Video: Why aren't big planes used to fight fires?

By George Lewis Correspondent
NBC News
updated 10/1/2006 9:15:53 AM ET 2006-10-01T13:15:53

A huge wildland fire that started on Labor Day is still burning, 25 days later. It's covered more than 250 square miles — an area bigger than the city of Chicago.

Some critics say the federal government is missing an opportunity to use new firefighting tools — supertankers that could have helped them get the upper hand on this blaze a lot quicker.

Last Sunday, a converted DC-10 jetliner made four runs over the burning California hillsides, dousing them with 12,000-gallon loads of fire-retardant — 10 times the amount carried by conventional smaller tankers.

"This airplane is perfectly suited for aerial firefighting on large wildland fires," says Ray Chaney of the California Department of Forestry.

But for the next two days, as huge firestorms threatened the community of Lockwood Valley, the plane was nowhere to be seen."If they had the supertanker in here, that made a couple of passes a few days ago, this fire would be in check and would not be the danger that it is now," says Lockwood Valley resident Cliff Wallace.

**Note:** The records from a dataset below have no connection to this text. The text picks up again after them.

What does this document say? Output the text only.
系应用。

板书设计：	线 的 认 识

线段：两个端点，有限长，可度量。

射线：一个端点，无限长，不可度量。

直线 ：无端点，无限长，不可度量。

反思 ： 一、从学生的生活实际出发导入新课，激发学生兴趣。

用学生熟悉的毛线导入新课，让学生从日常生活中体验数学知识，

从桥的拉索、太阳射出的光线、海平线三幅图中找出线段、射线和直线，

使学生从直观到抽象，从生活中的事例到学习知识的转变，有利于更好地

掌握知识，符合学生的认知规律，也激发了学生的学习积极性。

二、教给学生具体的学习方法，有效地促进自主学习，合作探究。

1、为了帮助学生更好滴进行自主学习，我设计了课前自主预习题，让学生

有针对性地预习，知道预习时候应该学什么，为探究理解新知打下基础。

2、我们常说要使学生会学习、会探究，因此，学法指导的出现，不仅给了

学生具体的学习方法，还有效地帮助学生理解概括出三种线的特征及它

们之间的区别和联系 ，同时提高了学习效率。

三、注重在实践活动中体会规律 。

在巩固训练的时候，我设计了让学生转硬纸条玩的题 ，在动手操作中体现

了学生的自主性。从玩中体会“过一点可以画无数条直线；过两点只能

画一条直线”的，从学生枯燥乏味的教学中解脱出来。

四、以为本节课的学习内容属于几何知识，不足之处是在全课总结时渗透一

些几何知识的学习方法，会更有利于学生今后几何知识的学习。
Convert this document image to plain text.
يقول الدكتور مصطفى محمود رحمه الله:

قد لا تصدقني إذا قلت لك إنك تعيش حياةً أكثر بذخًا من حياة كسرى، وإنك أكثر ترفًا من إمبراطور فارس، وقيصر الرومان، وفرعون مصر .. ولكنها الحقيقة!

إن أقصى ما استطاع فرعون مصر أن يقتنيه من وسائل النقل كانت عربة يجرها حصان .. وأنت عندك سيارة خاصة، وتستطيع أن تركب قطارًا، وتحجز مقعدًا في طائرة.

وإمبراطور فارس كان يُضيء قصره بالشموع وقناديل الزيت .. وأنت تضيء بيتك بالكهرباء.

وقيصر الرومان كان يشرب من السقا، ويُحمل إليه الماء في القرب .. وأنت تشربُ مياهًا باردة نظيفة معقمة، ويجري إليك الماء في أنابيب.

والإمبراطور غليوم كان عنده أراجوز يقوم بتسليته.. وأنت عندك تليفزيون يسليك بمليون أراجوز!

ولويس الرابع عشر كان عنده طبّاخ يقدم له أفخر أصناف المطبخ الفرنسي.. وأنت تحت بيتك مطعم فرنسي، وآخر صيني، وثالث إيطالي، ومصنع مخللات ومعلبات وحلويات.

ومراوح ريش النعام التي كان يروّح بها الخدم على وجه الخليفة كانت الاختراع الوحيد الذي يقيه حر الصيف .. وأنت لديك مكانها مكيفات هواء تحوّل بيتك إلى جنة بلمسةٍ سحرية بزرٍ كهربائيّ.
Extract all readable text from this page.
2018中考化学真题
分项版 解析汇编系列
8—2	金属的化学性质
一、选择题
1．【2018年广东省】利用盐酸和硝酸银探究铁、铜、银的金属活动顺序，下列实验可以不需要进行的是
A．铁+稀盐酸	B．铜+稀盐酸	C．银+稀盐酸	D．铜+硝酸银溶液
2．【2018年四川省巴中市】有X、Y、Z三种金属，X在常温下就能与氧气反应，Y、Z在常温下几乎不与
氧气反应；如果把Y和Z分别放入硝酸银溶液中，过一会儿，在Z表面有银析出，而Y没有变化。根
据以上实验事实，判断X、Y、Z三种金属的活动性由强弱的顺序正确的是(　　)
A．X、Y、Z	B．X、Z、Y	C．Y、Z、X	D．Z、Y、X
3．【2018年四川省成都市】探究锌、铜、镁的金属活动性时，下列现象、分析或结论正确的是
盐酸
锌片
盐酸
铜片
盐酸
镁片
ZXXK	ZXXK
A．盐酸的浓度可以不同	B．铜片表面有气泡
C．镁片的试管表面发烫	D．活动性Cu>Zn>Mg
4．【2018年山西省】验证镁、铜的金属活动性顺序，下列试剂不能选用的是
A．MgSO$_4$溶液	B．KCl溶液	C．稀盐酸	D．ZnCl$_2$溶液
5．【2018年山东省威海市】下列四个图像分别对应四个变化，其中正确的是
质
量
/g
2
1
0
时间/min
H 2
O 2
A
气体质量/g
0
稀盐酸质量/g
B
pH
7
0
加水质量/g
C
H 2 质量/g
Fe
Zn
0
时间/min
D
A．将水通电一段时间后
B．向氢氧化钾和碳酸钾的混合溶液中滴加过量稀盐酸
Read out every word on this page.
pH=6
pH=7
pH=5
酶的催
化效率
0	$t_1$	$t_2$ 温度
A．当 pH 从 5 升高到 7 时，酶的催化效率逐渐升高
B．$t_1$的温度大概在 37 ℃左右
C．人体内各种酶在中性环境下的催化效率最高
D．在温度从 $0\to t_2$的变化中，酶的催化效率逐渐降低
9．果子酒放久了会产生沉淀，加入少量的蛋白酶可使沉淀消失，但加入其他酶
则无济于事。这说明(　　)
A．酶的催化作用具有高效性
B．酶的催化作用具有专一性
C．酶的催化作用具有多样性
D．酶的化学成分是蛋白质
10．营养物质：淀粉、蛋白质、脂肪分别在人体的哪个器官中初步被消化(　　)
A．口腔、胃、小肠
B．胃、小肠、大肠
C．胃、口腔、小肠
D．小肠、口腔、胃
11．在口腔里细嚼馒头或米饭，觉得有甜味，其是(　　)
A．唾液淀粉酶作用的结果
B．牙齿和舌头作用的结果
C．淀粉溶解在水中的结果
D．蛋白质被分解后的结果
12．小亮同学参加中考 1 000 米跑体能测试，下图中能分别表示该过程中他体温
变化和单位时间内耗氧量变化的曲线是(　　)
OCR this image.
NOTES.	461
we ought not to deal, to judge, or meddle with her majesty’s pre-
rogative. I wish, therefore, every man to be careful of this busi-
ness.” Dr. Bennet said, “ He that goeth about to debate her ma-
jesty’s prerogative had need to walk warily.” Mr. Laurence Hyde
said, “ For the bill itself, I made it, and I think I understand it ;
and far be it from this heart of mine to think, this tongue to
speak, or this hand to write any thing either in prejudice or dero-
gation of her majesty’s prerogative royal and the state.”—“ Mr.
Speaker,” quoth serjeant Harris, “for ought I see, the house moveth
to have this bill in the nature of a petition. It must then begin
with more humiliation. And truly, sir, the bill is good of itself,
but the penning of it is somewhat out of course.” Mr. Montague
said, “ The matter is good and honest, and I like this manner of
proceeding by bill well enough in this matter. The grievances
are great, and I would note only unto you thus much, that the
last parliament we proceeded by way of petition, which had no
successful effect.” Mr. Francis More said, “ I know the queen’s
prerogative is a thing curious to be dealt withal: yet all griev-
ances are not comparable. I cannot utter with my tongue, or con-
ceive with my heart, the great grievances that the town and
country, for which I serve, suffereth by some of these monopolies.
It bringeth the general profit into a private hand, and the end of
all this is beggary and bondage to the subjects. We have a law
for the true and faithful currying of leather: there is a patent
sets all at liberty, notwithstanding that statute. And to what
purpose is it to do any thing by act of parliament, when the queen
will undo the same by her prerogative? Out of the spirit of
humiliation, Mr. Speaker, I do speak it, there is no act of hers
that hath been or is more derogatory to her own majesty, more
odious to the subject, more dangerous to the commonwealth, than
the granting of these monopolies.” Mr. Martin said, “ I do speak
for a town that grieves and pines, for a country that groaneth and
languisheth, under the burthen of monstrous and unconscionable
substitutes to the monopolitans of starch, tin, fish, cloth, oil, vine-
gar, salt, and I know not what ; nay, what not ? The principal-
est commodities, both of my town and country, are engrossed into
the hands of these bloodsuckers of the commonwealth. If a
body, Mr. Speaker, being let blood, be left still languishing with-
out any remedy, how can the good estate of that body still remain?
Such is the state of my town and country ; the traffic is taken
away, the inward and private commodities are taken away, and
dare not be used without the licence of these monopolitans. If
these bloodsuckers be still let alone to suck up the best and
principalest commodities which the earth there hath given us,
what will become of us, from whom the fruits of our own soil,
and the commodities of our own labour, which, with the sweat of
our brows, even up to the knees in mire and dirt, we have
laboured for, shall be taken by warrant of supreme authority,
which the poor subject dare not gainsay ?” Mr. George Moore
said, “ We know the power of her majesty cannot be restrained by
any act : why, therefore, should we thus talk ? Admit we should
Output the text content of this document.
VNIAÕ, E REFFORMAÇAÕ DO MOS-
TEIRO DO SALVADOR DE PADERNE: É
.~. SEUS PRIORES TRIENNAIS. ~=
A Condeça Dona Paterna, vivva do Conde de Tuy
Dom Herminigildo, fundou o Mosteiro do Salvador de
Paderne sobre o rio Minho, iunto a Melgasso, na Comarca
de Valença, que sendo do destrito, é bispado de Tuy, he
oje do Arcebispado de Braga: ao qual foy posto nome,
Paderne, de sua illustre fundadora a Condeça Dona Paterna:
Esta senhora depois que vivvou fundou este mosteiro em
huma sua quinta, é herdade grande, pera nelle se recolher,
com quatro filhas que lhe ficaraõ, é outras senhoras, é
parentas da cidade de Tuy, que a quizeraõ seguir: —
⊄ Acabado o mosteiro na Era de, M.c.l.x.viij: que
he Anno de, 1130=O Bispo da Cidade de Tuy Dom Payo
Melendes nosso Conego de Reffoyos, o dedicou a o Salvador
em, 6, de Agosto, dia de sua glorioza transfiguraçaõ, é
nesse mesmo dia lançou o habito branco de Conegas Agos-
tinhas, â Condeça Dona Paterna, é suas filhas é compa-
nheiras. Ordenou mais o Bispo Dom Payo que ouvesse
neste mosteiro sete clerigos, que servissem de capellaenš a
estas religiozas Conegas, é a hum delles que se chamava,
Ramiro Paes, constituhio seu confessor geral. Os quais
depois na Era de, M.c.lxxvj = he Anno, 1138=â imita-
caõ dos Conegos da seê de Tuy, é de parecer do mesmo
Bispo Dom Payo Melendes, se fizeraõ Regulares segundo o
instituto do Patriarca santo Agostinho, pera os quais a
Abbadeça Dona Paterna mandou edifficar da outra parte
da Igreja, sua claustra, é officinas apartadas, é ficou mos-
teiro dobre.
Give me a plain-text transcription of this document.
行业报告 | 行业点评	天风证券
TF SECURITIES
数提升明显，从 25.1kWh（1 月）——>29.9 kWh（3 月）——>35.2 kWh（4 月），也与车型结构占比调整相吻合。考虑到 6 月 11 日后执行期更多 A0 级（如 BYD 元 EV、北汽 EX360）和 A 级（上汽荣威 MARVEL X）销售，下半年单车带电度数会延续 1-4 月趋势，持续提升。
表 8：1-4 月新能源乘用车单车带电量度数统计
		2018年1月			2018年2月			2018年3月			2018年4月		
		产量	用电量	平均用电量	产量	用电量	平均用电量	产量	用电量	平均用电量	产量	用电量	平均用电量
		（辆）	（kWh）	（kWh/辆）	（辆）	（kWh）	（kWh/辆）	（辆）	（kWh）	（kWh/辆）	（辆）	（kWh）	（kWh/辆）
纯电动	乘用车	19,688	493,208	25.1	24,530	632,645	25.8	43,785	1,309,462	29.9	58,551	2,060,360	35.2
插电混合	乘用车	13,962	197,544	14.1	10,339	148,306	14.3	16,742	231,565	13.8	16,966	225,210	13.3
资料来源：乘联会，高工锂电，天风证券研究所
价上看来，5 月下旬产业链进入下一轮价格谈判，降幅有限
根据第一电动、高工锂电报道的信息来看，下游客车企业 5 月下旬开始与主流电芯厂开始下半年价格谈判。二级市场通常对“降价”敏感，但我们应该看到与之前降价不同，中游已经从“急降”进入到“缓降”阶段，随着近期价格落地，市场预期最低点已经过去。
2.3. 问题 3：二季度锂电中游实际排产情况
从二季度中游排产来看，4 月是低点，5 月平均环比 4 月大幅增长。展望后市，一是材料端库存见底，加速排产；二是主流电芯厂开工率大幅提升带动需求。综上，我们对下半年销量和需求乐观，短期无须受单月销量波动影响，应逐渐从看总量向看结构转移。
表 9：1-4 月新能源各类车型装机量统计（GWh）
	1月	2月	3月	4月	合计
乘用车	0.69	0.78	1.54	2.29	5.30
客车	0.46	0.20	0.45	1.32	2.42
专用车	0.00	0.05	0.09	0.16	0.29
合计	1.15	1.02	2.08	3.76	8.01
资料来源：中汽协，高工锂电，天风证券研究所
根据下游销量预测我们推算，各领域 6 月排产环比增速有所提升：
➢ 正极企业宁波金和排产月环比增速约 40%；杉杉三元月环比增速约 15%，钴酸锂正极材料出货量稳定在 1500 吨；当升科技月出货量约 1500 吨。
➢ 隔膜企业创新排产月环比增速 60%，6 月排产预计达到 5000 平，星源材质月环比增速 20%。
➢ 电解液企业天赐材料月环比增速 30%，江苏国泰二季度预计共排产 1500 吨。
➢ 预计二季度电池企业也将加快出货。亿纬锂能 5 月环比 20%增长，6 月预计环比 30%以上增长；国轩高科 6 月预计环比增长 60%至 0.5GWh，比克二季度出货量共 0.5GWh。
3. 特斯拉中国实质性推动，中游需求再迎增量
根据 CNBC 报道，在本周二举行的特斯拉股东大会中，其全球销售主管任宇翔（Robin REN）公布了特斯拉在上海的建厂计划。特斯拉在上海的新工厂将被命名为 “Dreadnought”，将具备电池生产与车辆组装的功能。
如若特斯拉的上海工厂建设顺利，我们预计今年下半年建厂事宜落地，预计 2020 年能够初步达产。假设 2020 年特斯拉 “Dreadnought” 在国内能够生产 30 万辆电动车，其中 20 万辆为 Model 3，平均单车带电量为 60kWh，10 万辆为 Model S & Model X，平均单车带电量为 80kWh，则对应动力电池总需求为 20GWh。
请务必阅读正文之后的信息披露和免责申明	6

The problem is the U.S. Forest Service has not certified the DC-10 as an airtanker. The one day it was used, it was dispatched by the state of California."There's federal lands and state land and there's rules in place on dropping on federal land," Victorville, Calif., Mayor Mike Rothschild says. "And that's a bit frustrating. Fires don't care where they are burning."

This DC-10 isn't the only plane that's sitting idle. There are other big air tankers that are grounded because federal officials won't give them permission to fly.

"It's a combination of arrogance, ignorance and just plain old American bureaucracy," says Tom Robinson, who heads a company called Global Emergency Response. The company is pushing using Russian-made military cargo planes — the Ilyushin 76 — as firefighting tankers.

"Each plane with one drop can put a fire out over 12 football fields in size in less than 12 seconds," he says.

After a series of horrible accidents involving older airtankers, the forest service tightened its rules for certifying planes. But officials say they are about to OK a converted 747 Jumbo Jet and that the DC-10 could also soon win approval.

"It is a new, exciting, potentially valuable tool that we want to continue to evaluate," says Ed Hollingshead of the U.S. Forest Service.

That leaves some people wondering how many more fires it will take to burn through all the red tape.